Thursday, October 31, 2024

The Thing (1982) Movie Review

The Thing (1982)

Rent The Thing on Amazon Video (paid link)
Written by: Bill Lancaster (screenplay by), John W. Campbell Jr. (based on the story "Who Goes There" by)
Directed by: John Carpenter
Starring: Kurt Russell, Wilford Brimley, Keith David
Rated: R
Watch the trailer

Plot
A research team in Antarctica is hunted by a shape-shifting alien that assumes the appearance of its victims.

Verdict
It's a great, suspense inducing premise. One of the men at an isolated research station is a monster, but which one is it? Everything is against these guys; their location, environment, weather, and each other. If the monster doesn't get them, the paranoia will, and you can feel the despair. This balances mental and visual. The effects are gruesome, but being practical instead of CGI only adds to the unsettling feeling. How do you prove you're not a monster and how do you disprove the others you're trapped with might be one?
Watch It.

Review
A remake released in 2011 with the same name. It's very much the same movie, but it's too much action and not enough suspense.  The ending was the best part, but it's not worth watching the whole thing for that. The X-files had their own episode that seems very much inspired by The Thing.
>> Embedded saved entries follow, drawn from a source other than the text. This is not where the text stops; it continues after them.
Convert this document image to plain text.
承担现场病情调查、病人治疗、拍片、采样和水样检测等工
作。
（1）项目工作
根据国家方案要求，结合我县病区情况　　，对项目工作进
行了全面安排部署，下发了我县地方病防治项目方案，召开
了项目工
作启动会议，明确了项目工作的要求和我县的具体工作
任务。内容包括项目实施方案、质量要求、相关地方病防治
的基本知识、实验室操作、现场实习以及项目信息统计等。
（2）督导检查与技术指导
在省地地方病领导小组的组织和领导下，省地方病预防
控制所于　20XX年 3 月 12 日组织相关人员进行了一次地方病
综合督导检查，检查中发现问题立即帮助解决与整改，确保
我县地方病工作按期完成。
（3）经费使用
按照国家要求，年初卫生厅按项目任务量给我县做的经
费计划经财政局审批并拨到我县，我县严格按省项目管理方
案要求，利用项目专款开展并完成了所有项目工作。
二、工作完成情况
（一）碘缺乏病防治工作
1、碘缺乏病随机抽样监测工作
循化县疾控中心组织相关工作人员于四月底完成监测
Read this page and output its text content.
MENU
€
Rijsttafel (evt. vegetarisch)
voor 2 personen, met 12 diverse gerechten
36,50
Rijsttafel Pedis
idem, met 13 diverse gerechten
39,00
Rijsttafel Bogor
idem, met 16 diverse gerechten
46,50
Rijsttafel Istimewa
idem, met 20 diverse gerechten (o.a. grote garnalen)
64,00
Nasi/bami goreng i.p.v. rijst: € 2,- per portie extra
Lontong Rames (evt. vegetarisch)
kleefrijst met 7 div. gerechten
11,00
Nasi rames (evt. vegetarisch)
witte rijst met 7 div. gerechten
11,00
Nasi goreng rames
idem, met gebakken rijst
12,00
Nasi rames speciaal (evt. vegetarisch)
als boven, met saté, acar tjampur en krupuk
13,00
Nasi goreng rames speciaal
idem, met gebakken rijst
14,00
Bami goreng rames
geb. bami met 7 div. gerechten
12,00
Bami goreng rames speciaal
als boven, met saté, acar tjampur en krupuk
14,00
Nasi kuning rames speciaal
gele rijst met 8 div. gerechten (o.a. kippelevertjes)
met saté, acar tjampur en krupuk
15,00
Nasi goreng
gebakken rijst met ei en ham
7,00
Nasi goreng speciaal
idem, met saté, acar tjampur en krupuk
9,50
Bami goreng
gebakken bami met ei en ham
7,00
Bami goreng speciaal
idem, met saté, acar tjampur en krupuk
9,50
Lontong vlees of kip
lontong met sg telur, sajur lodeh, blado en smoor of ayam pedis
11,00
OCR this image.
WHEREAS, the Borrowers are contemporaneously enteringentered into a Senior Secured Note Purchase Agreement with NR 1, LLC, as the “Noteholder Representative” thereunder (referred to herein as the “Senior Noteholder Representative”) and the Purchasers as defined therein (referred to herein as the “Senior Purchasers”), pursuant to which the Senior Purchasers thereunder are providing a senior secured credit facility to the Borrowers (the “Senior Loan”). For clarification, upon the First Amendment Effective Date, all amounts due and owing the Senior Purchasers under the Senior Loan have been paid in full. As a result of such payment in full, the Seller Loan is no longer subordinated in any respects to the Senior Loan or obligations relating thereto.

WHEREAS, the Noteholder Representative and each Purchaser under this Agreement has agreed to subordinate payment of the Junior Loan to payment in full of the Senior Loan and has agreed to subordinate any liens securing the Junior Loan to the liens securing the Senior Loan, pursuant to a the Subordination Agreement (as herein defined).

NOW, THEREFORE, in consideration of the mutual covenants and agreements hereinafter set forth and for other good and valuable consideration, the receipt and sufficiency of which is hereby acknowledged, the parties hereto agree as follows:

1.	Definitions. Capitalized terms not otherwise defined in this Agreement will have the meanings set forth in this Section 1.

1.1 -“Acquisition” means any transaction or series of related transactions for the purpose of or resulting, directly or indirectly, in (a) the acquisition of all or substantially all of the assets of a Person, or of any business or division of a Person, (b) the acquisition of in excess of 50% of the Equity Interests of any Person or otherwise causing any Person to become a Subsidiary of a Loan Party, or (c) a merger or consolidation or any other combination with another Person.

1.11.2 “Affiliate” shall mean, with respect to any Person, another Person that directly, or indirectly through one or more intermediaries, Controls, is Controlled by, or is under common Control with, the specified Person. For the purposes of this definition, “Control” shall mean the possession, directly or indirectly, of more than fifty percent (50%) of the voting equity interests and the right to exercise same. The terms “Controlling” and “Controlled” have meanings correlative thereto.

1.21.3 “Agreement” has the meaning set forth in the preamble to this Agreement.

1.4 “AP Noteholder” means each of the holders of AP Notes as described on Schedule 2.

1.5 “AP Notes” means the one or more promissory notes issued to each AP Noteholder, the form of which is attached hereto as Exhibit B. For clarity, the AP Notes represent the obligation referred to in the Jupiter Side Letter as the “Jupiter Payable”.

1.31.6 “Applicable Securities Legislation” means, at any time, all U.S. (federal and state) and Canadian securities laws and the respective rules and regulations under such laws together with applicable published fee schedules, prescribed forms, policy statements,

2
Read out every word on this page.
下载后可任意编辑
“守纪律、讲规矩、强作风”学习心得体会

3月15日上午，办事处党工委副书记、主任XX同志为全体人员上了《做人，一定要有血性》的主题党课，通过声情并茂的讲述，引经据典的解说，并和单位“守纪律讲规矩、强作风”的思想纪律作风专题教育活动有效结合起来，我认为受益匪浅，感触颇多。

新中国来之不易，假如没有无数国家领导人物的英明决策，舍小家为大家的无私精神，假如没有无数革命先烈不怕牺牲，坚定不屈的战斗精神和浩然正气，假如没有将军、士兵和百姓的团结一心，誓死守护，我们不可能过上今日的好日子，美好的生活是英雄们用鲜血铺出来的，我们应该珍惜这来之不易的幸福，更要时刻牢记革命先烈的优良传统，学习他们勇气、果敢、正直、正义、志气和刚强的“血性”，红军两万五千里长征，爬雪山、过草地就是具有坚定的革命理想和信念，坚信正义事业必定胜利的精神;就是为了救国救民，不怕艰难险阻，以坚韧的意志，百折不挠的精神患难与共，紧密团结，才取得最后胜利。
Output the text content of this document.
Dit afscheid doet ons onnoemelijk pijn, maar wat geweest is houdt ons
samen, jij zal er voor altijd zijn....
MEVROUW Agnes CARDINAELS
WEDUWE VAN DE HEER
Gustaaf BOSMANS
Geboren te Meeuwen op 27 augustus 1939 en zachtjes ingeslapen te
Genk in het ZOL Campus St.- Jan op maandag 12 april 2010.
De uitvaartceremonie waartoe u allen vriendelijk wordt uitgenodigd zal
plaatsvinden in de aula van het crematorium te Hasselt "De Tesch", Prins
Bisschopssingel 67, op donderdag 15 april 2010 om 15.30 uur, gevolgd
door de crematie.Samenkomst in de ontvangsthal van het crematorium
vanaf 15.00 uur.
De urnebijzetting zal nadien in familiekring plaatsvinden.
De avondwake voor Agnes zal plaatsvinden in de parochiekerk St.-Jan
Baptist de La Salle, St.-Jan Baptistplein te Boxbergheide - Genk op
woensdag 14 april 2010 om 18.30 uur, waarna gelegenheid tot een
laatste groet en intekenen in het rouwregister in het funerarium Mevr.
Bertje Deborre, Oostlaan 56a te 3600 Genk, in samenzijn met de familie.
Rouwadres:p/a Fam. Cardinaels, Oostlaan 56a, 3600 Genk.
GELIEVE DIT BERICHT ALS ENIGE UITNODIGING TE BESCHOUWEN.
The original movie captures the paranoia so well. It's a deadly guessing game of which one of them is the monster. Worse still the crew at the research station don't even realize what's going on at first. This opens with a helicopter tracking a dog across Antarctica. The dog runs up to a research station and the man on the helicopter hops off and starts shooting into the crowd of men that have exited the station due to the helicopter to get the dog.

Kurt Russell plays Macready

The isolation and setting are such a great idea. Being isolated up here would drive you stir crazy, but there's something not right with the situation. Macready (Kurt Russell) flies to the nearby Norwegian site for clues as to why the guy in the helicopter was after the dog. They find a station in shambles with the crew dead. They find a body that looks similar to a man but with a few very odd differences.

This is such an experience. We're ahead of the station in knowing what happened, but that still leaves a lot of questions. As they slowly learn what they're facing, that doesn't make it any easier to fight or defend yourself. Any one of them could be suspect, and we're learning why the Norwegian site was wrecked. This site is starting to look similar.

This movie is not for the squeamish. While this uses obvious practical effects, that's more effective and haunting that CGI as CGI often looks and feels fake. It doesn't have any weight, and with practical there's an uncanny valley effect that makes it more unsettling.

This hits you with these unsettling visuals of this unseemly monster, and when this slows down you imagine the paranoia and isolation these guys are facing. They're beset on all sides and that's what makes this so engrossing.